Consuming fish with high levels of mercury can put you at risk of motor neurone disease or Amyotrophic Lateral Sclerosis (ALS).

health and fitness Updated: Feb 24, 2017 10:23 IST
ANI
Make sure you choose the right kind of fish to avoid lethal diseases.
Make sure you choose the right kind of fish to avoid lethal diseases.(Shutterstock)

Consuming fish that rich in mercury may double the risk of developing motor neurone disease.

According to researchers, the participants, who ate fish and seafood regularly, those in the top 25%, were at double the risk for Amyotrophic Lateral Sclerosis (ALS) compared to those with lower levels.

ALS is a progressive neurological disease that takes away the ability of nerve cells to interact with the body’s muscles.

A diagram explaining motor neuron disease. (Shutterstock)

It typically develops into complete paralysis of the body, including the muscles needed to speak, eat and breathe and there is no cure for ALS, and eventually the disease is fatal.

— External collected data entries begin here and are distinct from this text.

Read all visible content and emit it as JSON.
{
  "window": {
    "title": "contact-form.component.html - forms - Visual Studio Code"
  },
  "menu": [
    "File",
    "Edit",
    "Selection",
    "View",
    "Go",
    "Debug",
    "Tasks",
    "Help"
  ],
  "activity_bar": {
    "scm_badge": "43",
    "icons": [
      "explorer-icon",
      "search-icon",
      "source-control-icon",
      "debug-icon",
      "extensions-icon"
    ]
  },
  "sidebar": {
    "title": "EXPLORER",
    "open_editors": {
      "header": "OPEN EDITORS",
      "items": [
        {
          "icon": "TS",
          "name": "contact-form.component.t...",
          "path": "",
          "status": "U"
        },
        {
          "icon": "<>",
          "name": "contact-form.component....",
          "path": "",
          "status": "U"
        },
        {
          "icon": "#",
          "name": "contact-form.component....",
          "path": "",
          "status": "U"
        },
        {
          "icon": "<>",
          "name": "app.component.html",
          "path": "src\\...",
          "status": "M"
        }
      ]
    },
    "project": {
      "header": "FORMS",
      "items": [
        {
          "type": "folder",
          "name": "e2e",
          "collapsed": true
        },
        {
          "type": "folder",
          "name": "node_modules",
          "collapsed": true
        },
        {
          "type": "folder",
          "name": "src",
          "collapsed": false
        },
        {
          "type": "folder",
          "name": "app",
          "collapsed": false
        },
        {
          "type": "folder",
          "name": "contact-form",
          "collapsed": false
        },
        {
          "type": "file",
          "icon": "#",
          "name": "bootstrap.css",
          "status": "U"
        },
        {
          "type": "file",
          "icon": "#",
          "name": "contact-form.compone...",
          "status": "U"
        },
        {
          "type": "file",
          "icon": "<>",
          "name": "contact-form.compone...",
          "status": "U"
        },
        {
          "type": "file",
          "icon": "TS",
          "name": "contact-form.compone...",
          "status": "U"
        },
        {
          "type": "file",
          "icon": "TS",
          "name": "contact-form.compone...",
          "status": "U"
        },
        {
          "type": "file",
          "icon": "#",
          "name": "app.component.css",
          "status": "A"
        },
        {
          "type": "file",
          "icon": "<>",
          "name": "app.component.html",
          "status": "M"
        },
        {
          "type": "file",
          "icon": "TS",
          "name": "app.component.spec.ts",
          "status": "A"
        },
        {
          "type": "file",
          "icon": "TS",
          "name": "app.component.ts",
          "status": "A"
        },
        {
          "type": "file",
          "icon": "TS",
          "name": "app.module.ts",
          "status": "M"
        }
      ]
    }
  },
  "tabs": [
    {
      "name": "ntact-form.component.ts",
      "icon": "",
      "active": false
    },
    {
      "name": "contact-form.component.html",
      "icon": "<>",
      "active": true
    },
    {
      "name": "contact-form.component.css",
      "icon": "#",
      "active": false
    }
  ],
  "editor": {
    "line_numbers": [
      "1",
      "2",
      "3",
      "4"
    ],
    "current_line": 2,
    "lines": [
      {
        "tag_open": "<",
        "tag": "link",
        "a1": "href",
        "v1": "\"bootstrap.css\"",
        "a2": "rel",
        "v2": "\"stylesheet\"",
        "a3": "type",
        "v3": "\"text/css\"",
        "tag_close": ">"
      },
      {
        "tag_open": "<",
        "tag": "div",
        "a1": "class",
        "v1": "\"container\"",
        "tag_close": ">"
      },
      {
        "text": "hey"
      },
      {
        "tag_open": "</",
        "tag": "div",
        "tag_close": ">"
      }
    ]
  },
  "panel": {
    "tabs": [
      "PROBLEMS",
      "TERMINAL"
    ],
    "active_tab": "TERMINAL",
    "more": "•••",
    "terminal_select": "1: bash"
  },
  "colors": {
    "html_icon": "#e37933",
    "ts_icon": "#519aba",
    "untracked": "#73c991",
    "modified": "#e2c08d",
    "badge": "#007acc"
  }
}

The study is scheduled to be presented at the American Academy of Neurology’s 69th Annual Meeting in Boston, April 22 to 28, 2017.

Swordfish and shark are examples of fish that are considered high in mercury, while salmon and sardines typically have lower levels. (Shutterstock)

“For most people, eating fish is part of a healthy diet,” said study author Elijah Stommel.

The team surveyed 518 people, 294 of whom had ALS and 224 without ALS, and how much fish and seafood they ate.

Swordfish and shark are examples of fish that are considered high in mercury, while salmon and sardines typically have lower levels.

They also measured the levels of mercury found in toenail samples from the participants with ALS and compared those levels to people without ALS.

The results indicated that a total of 61% of people with ALS were in the top 25% of estimated mercury intake, compared to 44% of people who did not have ALS.

They also found that higher mercury levels measured in toenail clippings were associated with an increased risk of ALS.

Those in the top 25%t of mercury levels, based on fish-related intake or toenail clippings, were at a two-fold higher risk of ALS.

The study suggests that the public may want to choose species that are known to have a lower mercury content and avoid consuming fish caught in waters where mercury contamination is well-recognised.